Alyson Shotz, Allusion of Gravity, 2005
We have neglected the gift of comprehending things through our senses.—Rudolf Arnheim, Art and Visual Perception
This is an open invitation to experience art and connect with my own experience of seeing and feeling. I let myself go and get lost in this space—in the space that is defined by the piece and the space outside of it. Space defines and shapes everything we do. This sculpture makes me think about how we sense space. I perceive this piece as being very architectural—a form in expansion that defies gravity. I want to live with this form, and I want to live in this form. I want to be able to experience this organic, weightless, and transparent shape every day. I want to rediscover and re-experience what I am feeling now while I sense this form every day.

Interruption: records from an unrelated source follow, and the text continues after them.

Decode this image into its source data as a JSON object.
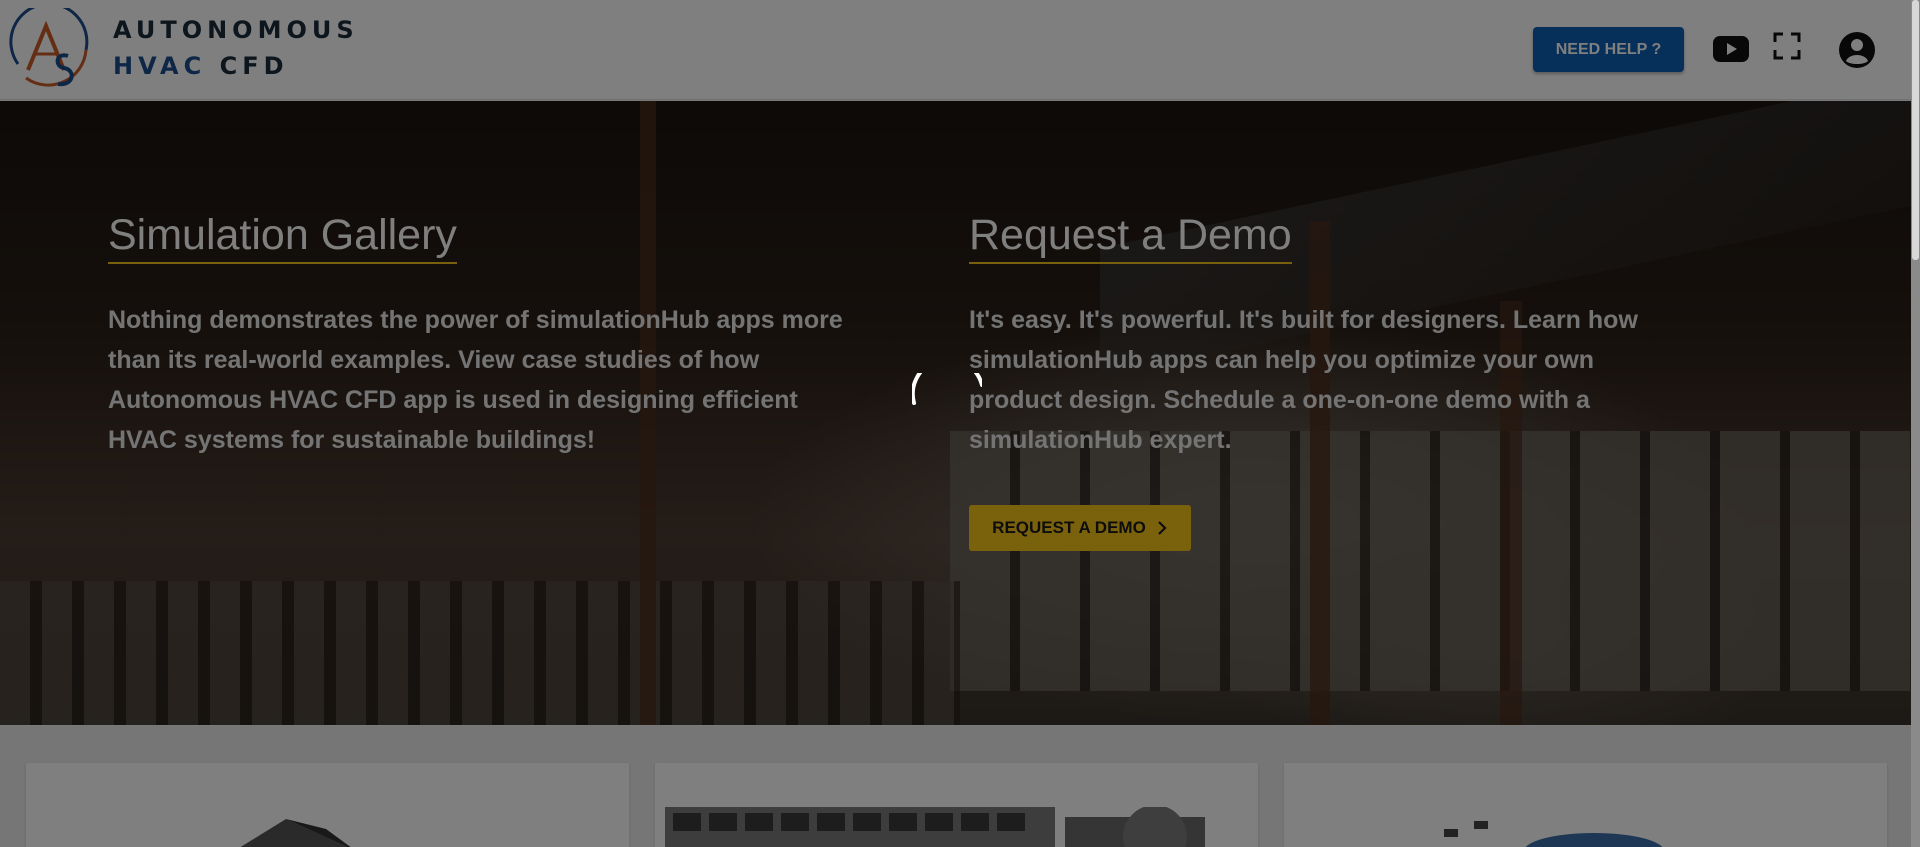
{
  "header": {
    "brand_line1": "AUTONOMOUS",
    "brand_line2_word1": "HVAC",
    "brand_line2_word2": "CFD",
    "help_button": "NEED HELP ?",
    "icons": [
      "youtube-icon",
      "fullscreen-icon",
      "account-icon"
    ]
  },
  "hero": {
    "gallery": {
      "title": "Simulation Gallery",
      "text": "Nothing demonstrates the power of simulationHub apps more than its real-world examples. View case studies of how Autonomous HVAC CFD app is used in designing efficient HVAC systems for sustainable buildings!"
    },
    "demo": {
      "title": "Request a Demo",
      "text": "It's easy. It's powerful. It's built for designers. Learn how simulationHub apps can help you optimize your own product design. Schedule a one-on-one demo with a simulationHub expert.",
      "button": "REQUEST A DEMO"
    }
  },
  "colors": {
    "primary": "#0d5fb4",
    "accent": "#f5c518",
    "logo_orange": "#c85a28",
    "logo_blue": "#1e4f8c"
  },
  "overlay": {
    "loading": true
  }
}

—Vittorio Gallo, PhD, Chief Research Officer of Children’s National Hospital Research and Centennial Community Advisory Group Member
linn meyers, Untitled, 2014
All Roads Lead to the Source
Stand in this drawing’s presence and gaze at this flowy drawing. What does it invoke for you? I can feel the wind shaped by luscious locks of hair; the wind streaming like a diaphanous veil as I stroll through one of DC’s parks. Did you notice that ethereal circle, floating yet anchoring this veil? Did the artist draw each line from this circle to periphery or the other way? Try tracing a single line from the periphery to this circle. If you get lost, take a deep breath and start again from the periphery. Let this be a journey to the source, one breath at a time.